Finite-Frequency H-/H∞ Memory Fault Detection Filtering Design for Uncertain Takagi-Sugeno Fuzzy Affine Systems

This article is concerned with the finite-frequency H-/H-infinity memory fault detection filtering problem for discrete-time Takagi-Sugeno fuzzy affine systems with norm-bounded uncertainties. The objective is to design a piecewise affine memory filter by using system historical information such that the resulting closed-loop filtering error system is asymptotically stable with the prescribed finite-frequency H-/H-infinity performance. Based on the generalized Kalman-Yakubovie-Popov lemma combined with the celebrated S-procedure, new sufficient conditions for the fuzzy affine filtering error system to have the finite-frequency H-/H(infinity )performance are given at first. By further using piecewise fuzzy quadratic Lyapunov functions and Projection lemma, the filtering analysis results for the filtering error system to be asymptotically stable with the prescribed finite-frequency performance are obtained. Then, the filtering synthesis is carried out with the aid of matrix inequality convexification techniques, and the synthesis results are described in terms of linear matrix inequalities.
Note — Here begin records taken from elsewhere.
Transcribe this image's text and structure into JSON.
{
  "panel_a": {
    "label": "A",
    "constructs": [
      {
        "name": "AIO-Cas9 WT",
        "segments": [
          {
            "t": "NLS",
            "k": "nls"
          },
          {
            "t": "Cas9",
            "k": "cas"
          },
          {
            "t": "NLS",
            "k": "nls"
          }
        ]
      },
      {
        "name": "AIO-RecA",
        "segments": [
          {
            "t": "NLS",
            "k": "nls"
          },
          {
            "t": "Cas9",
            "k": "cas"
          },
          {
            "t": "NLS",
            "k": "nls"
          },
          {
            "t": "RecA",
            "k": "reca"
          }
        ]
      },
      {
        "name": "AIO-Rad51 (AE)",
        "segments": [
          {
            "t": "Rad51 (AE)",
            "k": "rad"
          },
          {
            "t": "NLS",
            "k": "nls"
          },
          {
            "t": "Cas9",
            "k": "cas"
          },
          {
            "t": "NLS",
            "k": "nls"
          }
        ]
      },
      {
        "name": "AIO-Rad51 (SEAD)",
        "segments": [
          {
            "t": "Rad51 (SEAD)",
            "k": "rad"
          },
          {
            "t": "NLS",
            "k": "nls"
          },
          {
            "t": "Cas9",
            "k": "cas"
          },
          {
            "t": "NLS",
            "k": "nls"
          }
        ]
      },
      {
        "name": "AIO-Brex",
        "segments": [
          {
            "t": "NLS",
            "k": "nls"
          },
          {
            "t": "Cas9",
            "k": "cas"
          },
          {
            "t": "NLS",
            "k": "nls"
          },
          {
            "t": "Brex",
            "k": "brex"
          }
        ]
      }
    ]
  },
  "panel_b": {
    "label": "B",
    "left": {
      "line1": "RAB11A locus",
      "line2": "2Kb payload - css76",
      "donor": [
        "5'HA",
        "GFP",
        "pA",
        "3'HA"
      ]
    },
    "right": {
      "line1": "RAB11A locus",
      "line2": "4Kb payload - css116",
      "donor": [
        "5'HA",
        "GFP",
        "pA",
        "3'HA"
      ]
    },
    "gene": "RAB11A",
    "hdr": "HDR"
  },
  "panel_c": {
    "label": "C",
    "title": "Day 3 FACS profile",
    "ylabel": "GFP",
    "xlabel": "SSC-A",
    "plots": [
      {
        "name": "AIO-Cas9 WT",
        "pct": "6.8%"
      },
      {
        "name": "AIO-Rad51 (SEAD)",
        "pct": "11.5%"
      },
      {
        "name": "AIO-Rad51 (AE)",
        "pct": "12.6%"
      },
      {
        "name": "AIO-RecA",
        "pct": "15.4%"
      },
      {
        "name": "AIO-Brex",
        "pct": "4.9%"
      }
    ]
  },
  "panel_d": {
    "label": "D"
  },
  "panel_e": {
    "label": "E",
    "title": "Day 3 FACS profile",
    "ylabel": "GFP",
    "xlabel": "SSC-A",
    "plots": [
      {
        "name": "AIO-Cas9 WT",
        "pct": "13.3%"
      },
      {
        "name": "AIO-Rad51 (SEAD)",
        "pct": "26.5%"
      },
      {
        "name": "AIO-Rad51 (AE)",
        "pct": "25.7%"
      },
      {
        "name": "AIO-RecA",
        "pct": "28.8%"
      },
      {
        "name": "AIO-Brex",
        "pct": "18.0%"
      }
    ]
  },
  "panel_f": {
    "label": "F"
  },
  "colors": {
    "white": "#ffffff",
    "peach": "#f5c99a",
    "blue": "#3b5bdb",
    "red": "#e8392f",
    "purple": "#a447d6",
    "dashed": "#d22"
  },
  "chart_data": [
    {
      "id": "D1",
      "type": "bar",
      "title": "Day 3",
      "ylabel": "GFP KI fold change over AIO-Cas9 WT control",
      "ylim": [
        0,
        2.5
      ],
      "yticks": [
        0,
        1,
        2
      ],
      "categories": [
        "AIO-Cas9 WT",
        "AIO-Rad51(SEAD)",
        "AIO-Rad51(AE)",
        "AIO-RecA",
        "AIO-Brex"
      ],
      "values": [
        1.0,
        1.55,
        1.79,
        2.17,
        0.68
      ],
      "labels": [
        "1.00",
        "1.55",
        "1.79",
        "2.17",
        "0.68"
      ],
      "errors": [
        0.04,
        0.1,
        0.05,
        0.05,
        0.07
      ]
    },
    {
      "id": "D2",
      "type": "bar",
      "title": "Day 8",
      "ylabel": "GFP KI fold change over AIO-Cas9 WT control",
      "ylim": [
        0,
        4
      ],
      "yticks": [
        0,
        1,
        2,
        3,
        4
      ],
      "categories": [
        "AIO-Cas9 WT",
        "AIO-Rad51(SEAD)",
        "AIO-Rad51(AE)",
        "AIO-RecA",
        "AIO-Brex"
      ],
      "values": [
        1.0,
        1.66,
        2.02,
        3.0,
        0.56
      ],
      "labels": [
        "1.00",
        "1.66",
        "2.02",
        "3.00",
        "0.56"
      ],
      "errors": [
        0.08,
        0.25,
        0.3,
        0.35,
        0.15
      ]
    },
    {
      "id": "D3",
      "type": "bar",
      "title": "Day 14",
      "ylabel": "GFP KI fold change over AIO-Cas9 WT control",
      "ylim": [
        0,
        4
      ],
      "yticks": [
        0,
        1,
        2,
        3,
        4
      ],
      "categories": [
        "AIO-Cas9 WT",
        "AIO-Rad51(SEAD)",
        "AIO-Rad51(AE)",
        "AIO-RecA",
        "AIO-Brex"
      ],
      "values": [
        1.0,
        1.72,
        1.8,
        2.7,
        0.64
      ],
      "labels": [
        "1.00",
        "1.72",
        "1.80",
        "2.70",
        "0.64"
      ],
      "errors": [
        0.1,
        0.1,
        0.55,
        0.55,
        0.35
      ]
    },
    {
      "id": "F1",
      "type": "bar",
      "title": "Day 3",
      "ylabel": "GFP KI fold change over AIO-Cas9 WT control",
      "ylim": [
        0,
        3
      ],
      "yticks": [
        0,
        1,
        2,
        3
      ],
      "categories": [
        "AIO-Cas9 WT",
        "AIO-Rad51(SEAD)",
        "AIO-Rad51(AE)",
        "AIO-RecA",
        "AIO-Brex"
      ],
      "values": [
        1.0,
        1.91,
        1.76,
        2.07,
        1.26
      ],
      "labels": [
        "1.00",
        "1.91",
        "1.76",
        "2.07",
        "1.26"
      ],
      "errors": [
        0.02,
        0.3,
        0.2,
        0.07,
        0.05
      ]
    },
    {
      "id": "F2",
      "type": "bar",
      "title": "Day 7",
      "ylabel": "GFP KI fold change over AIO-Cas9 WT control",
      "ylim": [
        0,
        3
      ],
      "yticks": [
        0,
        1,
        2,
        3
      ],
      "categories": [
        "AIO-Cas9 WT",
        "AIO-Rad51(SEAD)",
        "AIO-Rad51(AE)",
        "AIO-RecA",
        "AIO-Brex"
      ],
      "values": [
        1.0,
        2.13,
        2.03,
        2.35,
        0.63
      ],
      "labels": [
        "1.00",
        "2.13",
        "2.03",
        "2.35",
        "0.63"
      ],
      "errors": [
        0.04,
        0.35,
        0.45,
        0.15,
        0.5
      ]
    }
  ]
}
It is further shown that a better filtering performance can he achieved by using more system historical information. Finally, simulation is provided to verify the effectiveness of the proposed approach.

Automated summary

This article deals with the finite-frequency H-/H-infinity memory fault detection filtering problem for discrete-time Takagi-Sugeno fuzzy affine systems with norm-bounded uncertainties. It focuses on designing a piecewise affine memory filter using system historical information to ensure the resulting closed-loop filtering error system is asymptotically stable with the prescribed finite-frequency H-/H-infinity performance.